La plupart des modèles de « beach ball » ou de jokari sont en bois. Ils peuvent donc laisser apparaître des échardes ou des bords coupants quand ils tombent sur le sol. Pour le tester, un opérateur de Bureau Veritas CPS laisse tomber la raquette de manière répétée depuis une hauteur définie par la norme. Puis il évalue la présence de bords coupants à l’aide d’un mandrin recouvert de ruban adhésif en plastique : si une trop grande partie est tailladée, le produit est considéré comme coupant et par conséquent, non conforme à la norme « jouet ». Il évalue également la présence de pointes acérées en appliquant un dispositif spécifique.

SEAUX DE PLAGE

Ecrasés par 10 kilos de pression

En laboratoire, le seau est retourné, puis comprimé avec un levier jusqu’à une force de 100 Newton (10 kilos), maintenu pendant 10 secondes. Objectif : vérifier la résistance du plastique, et, s’il  casse, détecter s’il génère des petites parties, et si ces dernières sont coupantes (même test que pour les raquettes).

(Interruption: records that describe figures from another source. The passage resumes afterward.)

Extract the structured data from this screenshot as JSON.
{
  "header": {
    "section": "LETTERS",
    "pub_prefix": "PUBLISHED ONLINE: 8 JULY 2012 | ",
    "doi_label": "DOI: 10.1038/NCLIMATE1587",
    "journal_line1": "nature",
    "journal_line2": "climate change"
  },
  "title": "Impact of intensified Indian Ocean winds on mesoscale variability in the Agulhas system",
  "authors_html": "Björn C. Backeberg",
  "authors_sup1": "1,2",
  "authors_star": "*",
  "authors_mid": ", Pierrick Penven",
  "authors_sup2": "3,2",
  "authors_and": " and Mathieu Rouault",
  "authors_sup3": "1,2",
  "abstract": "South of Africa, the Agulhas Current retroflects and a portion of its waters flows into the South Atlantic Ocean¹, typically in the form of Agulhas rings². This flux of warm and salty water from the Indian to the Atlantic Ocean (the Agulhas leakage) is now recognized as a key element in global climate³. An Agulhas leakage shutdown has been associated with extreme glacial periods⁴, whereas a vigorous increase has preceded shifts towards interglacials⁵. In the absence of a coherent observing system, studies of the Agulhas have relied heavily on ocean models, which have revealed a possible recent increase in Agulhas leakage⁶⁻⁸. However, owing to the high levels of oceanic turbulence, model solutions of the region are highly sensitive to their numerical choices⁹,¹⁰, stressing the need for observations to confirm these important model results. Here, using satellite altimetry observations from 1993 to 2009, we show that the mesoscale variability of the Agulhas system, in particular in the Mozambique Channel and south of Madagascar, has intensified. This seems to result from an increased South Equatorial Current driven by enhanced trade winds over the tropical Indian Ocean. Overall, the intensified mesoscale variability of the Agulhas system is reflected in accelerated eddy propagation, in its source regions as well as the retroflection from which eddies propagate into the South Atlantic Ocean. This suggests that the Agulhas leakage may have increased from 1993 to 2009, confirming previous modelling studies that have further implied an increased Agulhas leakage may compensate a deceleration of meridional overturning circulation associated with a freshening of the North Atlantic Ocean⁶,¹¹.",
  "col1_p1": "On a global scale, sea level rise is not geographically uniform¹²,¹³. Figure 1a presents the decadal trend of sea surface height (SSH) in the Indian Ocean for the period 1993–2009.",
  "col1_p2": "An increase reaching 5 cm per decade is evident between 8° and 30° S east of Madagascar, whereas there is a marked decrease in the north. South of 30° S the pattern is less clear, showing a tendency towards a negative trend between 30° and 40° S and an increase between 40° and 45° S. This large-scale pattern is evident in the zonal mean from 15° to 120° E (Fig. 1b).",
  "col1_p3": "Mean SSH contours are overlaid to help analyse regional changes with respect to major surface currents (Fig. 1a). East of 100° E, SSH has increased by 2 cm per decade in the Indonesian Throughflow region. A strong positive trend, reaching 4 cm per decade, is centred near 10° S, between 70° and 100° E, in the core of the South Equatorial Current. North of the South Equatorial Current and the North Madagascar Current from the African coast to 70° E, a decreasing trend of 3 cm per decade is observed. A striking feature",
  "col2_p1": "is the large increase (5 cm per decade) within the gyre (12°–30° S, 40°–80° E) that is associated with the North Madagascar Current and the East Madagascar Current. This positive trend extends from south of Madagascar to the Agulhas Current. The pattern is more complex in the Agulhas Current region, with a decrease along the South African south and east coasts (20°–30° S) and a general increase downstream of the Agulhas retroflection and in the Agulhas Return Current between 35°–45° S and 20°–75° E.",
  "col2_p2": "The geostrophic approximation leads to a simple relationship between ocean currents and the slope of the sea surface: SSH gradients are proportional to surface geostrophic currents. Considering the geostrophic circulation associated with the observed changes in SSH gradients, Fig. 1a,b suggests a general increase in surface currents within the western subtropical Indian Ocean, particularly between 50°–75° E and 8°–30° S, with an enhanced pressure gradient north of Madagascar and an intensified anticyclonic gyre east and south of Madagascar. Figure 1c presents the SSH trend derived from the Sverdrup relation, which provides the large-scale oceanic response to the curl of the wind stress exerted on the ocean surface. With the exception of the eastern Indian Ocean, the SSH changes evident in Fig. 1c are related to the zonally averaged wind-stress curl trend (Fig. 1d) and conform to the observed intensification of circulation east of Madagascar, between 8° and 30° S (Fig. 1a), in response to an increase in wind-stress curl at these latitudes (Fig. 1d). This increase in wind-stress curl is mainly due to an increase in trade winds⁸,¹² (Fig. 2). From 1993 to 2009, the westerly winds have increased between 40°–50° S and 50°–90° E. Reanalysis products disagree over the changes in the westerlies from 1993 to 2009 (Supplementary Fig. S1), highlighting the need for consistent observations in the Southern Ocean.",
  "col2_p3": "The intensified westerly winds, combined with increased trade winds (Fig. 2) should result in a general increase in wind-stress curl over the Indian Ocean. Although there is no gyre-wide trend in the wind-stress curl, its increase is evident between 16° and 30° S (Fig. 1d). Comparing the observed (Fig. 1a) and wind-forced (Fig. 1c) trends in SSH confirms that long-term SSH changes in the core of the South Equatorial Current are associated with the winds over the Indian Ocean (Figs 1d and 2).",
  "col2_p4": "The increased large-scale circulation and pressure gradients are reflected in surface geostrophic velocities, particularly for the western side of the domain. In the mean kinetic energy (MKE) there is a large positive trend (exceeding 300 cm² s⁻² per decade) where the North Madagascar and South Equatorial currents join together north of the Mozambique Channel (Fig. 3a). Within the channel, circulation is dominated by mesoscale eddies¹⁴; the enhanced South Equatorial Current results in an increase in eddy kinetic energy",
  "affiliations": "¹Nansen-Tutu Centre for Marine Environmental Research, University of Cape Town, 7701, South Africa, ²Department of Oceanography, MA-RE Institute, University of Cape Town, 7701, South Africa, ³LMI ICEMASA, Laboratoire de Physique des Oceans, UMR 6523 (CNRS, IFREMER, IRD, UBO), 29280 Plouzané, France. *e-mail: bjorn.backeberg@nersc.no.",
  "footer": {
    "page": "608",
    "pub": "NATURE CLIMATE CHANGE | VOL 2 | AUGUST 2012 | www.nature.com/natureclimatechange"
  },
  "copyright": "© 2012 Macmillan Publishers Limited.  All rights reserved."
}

BATEAUX GONFLABLES & CERFS-VOLANTS

Leurs consignes de sécurité mesurées à la loupe

« À n’utiliser qu’en eau où l’enfant a pied et sous la surveillance d’un adulte ». Mine de rien, cette indication apposée sur des jouets flottants sauve régulièrement des vies. La réglementation impose donc qu’elle soit indélébile, suffisamment grande (caractères de 3mm minimum) et placée à moins de 10 cm de la valve de gonflage, pour qu’on la lise à coup sûr. Bureau Veritas CPS vérifie la même chose pour des cerfs-volants, par exemple, qui ne doivent pas être manipulés « près d’une ligne électrique ».

TONGS

Testées chimiquement

Très utilisées à la plage, les tongs sont elles aussi testées pour leur teneur en substances toxiques qui peuvent irriter la peau. Si le fabricant le demande, elles peuvent également faire l’objet de tests de torsions (à l’aide d’un torquemètre), d’arrachage de la lanière (avec un dynamomètre) ou d’usure (en passant la semelle sur une machine rotative abrasive) pour évaluer leur qualité.